Odile13 · 05/03/2021 19:37

I don’t blame you for lying. I think you’ve been backed into a corner. Your friend has gone too far. She may be well intentioned but the level of contact she wants is too much for you. I would probably tell her this as kindly as possible and if she is a true friend who cares for you she will understand. You can’t run yourself ragged to accommodate her.

SeaShoreGalore · 05/03/2021 19:37

she told me she also felt abandoned by me this week

Christ-sake - what are you, their mum?

Evan456 · 05/03/2021 19:40

Just don’t answer her texts til the end of the day, simple! No need to explain or apologise, she’ll soon Get the message

kunterbunting · 05/03/2021 19:43

OP, I'd stick with the 'after work walk' friend, and detach yourself completely from the batshit controlling one.

IME (which is lengthy, now), it's better to have lots of friends/people you like doing things with - but not too much overlap between friends. "Friendship groups" are things that Year 8 girls have, not adults.

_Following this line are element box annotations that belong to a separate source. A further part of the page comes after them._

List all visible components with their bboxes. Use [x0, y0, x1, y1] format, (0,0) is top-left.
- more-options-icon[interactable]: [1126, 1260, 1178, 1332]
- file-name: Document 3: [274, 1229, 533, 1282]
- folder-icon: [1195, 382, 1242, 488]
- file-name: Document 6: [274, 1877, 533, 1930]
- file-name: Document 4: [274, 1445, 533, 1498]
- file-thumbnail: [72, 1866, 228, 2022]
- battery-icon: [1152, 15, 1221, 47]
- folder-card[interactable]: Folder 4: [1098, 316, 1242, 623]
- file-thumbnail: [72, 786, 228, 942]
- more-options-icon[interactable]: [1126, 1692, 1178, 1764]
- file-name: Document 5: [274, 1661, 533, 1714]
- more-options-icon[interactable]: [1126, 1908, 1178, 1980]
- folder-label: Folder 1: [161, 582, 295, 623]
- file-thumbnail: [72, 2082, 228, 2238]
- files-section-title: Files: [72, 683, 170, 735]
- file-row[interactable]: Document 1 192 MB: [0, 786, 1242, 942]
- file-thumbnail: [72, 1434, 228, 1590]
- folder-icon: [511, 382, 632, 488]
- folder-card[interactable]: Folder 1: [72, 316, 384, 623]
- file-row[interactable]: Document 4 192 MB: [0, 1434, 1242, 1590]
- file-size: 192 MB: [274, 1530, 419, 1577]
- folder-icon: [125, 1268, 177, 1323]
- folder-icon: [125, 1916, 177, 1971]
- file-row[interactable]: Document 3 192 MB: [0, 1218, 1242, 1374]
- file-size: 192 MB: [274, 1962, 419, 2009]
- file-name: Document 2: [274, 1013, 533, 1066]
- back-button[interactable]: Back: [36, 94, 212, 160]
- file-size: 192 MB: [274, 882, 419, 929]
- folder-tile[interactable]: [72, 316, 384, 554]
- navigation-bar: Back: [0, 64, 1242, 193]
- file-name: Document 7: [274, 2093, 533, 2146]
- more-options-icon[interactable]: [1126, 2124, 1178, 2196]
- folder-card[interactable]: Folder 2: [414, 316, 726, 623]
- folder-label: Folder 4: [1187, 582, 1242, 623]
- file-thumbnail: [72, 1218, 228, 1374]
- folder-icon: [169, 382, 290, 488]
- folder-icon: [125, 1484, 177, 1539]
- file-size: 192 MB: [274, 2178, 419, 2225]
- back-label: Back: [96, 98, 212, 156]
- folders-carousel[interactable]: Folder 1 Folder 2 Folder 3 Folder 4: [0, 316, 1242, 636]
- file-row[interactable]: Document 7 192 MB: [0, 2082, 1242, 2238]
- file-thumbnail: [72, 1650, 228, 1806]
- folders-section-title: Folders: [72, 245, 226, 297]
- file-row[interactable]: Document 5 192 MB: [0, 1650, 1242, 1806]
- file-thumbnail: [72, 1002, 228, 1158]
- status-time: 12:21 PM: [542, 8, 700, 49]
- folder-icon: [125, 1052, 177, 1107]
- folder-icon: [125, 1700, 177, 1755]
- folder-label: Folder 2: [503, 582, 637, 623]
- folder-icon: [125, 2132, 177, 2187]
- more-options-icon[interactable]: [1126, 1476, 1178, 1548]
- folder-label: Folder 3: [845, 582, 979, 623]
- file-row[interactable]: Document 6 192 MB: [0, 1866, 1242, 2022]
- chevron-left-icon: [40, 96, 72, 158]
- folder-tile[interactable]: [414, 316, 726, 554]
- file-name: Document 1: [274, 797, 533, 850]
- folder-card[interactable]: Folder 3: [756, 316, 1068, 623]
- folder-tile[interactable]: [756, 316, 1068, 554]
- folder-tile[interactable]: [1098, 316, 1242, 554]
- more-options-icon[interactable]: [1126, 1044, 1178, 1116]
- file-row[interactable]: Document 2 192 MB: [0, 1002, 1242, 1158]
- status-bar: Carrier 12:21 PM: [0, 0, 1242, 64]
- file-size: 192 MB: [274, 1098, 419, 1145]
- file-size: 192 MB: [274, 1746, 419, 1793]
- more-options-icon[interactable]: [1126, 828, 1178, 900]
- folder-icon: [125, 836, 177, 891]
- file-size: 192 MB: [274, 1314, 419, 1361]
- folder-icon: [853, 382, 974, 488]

Contacting your au pair is unhinged behaviour, and well beyond the remit of friendship. In MN world, I'd say you should tell her to sod off, but IRL, I'd probably send her a message saying "let's catch up some time", and then ignore all her messages from then onwards.

kunterbunting · 05/03/2021 19:43

I would have lied, too, btw.

23PissOffAvenueWF · 05/03/2021 19:44

I am cringing so hard for your ‘abandoned’ friends. How completely embarrassing. And the other one actually said / texted this to you??

If you hear a friend is having a busy / shitting week, you drop a bottle of wine or some chocolates over. You don’t whine about being ‘abandoned’. 😳

23PissOffAvenueWF · 05/03/2021 19:46

IME (which is lengthy, now), it's better to have lots of friends/people you like doing things with - but not too much overlap between friends. "Friendship groups" are things that Year 8 girls have, not adults.

It’s perfectly possible to have friendship groups that function normally and healthily when you’re all mature grown-ups.

CruCru · 05/03/2021 19:48

Honestly? I think if this person gets back in touch, it’s important to be factual. You were busy at work and told her you were busy but by the end of the day you’d had 7 / 12 /17 separate messages from her. That level of communication just can’t happen if you’re going to be able to do your job.

CruCru · 05/03/2021 19:50

@thenovice

"I kept telling you I was stressed, busy and couldn't talk. You didn't take any notice and kept texting. So I lied. Sorry. I really needed space and fresh air. I am still your friend. I just can't respond to all your texts while I am working."
I like this.
Lovely13 · 05/03/2021 19:51

Tell her she needs to calm down if you are to remain friends.